Rev. Daniel W. Bond
The oftentimes thrilling scenes through which the pioneer settlers passed in the early development of this portion of the State must ever awaken emotions of warmest regard for them. To pave the way for those who followed they endured much and suffered much, having in view, it cannot be doubted, not only the good they might acquire for themseIves (sic) and their children, but the welfare of future generations. But few of these spirits now survive; they have passed away full of years and honors, leaving sometimes only strangers to succeed them, but, notwithstanding, the pleasures and labors of a busy world will absorb the thoughts to a large extent of the people of to-day; still there are times when the lives of the pioneers are brought to remembrance and there is accorded them the appreciation which they so justly earned. The career of the gentleman named in connection with this sketch, and one of the early settlers of this county, has been one eminently honorable and one to which his descendents may revert with pride in coming years.
The native place of our subject was Washington, Wayne Co., Ind., and the date of his birth Nov. 28, 1835. His father, Silas W. Bond, was born in York County, Pa., and married Miss Rebecca Williams, who was born in the city of Philadelphia. The parents of each emigrated to Indiana at an early day and the young people were married in Wayne County, that State. Thence they removed to this county in May, 1848, settling in Nora Township, of which they were residents until the spring of 1866. Finally, deciding to cross the Mississippi, they took up their abode in Iowa Falls, Iowa, where they now live.
To the parents of our subject there were born six children, three sons and three daughters, of whom Daniel W. was the eldest. He was a lad of thirteen years when he first came to this county, and has since been a resident of Nora Township. He pursued his first studies in the common schools, and later attended school two years in Mt. Morris Academy, Ill. Up to the age of twenty-five years he gave his attention, aside from this, wholly to farming pursuits.
Young Bond, however, had been piously inclined from his youth up, and at the age mentioned identified himself with the Wesleyan Methodist Church. He had heretofore exhibited more than ordinary talent as a speaker, and three years after uniting with the church was licensed as an exhorter, and two years after as a local preacher. He assumed the pastorate of the Chelsea Church, in Nora Township, in September, 1867, and remained with it a period of twelve years, when he was assigned by the conference to Caledonia. Boone Co., Ill. A year later we find him stationed at Diamond Lake; in Lake County, where he remained two years, then returned to his old charge, the Chelsea Church, with which he abided five years. Afterward he traveled as an Evangelist through Northern Illinois. During the year 1888 he officiated once more as pastor of the Chelsea Church, but is at present engaged in evangelistic work.
In the meantime Mr. Bond has purchased land, and has now a fine farm of 200 acres, with all modern improvements.
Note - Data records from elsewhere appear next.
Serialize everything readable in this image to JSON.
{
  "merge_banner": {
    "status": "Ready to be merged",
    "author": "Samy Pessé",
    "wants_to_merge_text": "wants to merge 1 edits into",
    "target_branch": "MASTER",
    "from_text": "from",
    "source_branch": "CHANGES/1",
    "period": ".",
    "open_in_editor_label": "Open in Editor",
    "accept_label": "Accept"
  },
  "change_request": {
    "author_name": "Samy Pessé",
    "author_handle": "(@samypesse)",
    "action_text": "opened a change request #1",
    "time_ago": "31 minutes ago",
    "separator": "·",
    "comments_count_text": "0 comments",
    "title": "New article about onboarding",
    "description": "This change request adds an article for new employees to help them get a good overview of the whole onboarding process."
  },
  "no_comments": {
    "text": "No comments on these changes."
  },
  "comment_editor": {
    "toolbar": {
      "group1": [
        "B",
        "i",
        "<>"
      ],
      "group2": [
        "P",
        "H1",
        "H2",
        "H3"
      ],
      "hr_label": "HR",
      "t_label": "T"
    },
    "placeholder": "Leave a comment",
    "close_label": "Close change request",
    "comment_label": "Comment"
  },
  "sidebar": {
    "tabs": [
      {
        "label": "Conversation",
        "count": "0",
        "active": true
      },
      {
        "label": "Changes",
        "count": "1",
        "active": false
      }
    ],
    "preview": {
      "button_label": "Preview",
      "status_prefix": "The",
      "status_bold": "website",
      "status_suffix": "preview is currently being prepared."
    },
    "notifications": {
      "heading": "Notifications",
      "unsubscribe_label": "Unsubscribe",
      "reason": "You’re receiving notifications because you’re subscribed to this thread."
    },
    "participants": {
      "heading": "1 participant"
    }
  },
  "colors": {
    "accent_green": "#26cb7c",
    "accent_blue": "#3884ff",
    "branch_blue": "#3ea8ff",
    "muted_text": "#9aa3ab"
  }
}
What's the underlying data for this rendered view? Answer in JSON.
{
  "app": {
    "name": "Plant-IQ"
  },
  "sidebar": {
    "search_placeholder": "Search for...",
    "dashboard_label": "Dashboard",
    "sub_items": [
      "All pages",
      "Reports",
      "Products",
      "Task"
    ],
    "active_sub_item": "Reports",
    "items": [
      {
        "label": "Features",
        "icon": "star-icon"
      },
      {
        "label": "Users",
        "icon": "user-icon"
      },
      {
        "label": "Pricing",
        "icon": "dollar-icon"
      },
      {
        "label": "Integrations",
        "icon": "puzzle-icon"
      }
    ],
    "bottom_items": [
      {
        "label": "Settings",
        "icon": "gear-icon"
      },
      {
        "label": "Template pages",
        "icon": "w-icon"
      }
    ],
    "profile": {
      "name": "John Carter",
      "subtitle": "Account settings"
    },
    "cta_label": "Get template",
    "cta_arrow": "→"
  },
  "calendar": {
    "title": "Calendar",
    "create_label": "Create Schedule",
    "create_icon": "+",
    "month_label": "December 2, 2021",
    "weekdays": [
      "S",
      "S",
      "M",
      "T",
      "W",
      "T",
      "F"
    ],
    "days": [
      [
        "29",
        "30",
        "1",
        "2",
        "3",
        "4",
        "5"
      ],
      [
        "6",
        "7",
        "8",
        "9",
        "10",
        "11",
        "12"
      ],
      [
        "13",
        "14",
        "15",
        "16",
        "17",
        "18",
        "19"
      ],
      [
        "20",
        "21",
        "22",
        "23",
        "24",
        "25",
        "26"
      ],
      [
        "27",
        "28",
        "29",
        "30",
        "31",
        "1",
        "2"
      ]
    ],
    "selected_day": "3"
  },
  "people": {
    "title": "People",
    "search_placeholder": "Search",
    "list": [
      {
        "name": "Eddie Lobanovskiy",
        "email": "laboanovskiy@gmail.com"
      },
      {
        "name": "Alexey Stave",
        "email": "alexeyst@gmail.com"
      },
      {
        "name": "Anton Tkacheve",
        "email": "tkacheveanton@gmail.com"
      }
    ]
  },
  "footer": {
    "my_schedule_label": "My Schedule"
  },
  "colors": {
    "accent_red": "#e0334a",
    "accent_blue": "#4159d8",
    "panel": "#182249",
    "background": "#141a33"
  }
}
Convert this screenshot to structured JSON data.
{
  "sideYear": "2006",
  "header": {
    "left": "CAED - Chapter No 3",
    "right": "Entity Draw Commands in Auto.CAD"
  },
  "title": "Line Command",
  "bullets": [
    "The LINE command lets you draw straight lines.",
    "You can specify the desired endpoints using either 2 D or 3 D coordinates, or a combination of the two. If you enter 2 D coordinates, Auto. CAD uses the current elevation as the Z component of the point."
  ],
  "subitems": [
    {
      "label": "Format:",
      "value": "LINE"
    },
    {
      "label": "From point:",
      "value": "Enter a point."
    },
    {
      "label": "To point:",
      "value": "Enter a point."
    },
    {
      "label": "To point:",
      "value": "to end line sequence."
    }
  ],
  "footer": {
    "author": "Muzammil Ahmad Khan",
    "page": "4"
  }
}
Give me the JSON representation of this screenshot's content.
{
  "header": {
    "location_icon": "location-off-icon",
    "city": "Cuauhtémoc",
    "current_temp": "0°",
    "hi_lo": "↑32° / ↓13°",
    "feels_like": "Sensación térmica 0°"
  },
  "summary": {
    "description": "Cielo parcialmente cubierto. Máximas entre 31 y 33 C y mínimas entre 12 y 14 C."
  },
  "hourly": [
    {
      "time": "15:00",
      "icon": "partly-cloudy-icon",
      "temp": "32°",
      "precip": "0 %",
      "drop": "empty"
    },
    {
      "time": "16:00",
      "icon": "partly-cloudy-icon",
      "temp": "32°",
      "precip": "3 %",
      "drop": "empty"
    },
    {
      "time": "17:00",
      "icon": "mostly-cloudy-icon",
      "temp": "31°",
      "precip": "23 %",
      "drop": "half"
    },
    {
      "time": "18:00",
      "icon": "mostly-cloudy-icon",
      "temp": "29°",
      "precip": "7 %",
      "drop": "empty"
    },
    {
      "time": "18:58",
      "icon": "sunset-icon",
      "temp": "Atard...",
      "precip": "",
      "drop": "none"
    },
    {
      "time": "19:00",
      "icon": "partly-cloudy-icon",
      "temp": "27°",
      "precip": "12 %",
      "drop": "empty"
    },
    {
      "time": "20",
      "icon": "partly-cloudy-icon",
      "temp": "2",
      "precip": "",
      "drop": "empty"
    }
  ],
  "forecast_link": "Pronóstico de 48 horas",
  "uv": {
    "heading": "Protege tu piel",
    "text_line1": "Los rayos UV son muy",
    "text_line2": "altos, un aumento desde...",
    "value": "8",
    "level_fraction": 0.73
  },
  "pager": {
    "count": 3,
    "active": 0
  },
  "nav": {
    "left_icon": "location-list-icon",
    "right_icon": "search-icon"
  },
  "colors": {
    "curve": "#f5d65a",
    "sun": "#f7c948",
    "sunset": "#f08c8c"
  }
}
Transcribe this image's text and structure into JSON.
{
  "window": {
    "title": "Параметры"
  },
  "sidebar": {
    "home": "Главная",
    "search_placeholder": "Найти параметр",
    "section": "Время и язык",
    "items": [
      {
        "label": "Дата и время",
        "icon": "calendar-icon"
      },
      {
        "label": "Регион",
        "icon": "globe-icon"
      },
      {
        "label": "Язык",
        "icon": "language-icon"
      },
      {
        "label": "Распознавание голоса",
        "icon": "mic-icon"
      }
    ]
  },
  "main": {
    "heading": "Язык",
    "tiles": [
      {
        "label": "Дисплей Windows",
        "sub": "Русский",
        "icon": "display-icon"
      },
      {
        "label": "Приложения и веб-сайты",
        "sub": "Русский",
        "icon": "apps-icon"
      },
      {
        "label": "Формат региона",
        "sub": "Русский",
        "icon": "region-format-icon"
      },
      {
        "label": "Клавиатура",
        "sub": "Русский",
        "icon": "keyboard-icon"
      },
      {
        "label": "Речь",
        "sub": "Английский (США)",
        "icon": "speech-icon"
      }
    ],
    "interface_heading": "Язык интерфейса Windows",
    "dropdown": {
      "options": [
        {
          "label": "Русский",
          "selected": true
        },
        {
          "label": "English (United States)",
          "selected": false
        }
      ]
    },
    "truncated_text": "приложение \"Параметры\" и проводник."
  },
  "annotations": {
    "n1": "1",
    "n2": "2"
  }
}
His industry and good judgment has enabled him to build up a valuable homestead, and his love of nature has made agricultural pursuits a pleasure and a pastime. To the lady who has presided over his household for a period of nearly thirty years, and who in her girlhood was Miss Matilda Shaw, he was married in Nora Township, Dec. 25, 1860. Mrs. Bond was born in this township, April 8, 1842, and is the daughter of the late Enos and Sila (Phippen) Shaw, who removed from Allegany County, N. Y., to Northern Illinois about 1838, being among the earliest settlers of this county. Her parents were natives of Massachusetts and Vermont respectively. Their first location was near the present site of Chelsea Church, where the father operated as an agriculturist, and where both parents spent the remainder of their days. Their family consisted of twelve children - four sons and eight daughters. Betsey, one of the daughters, was the first white child born in Nora Township.
Mrs. Bond was trained by an excellent mother to all useful housewifely duties, and received her education in the common school. She remained under the parental roof until her marriage, and by her union with our subject is the mother of six children: Their eldest, John W., is farming in Hardin County, Iowa; Silas W. is pursuing his studies in Wheaton College, as are also George W. and Alvin S.; Nellie M. and Henry P. are at home with their parents. Mr. Bond, politically, was in former years a Republican, but his warm interests in the temperance work led him to identify himself with the Prohibitionists, among whom he has been quite prominent, and in the fall of 1888 was made their candidate for the State Legislature, his opponent being George W. Pepoon. He served a period of eight years as Supervisor of Nora Township; has also been Highway Commissioner and a School Director in his district for a period of thirty years. Both he and his excellent wife take a warm interest in educational matters, believing that the young should be given all the advantages possible in order to fit them for worthy and useful members of the community. Mrs. Bond is a very estimable lady, and has proved in all respects a most efficient helpmate to her husband, encouraging him in his worthy ambitions and performing her part well in maintaining the reputation of the family.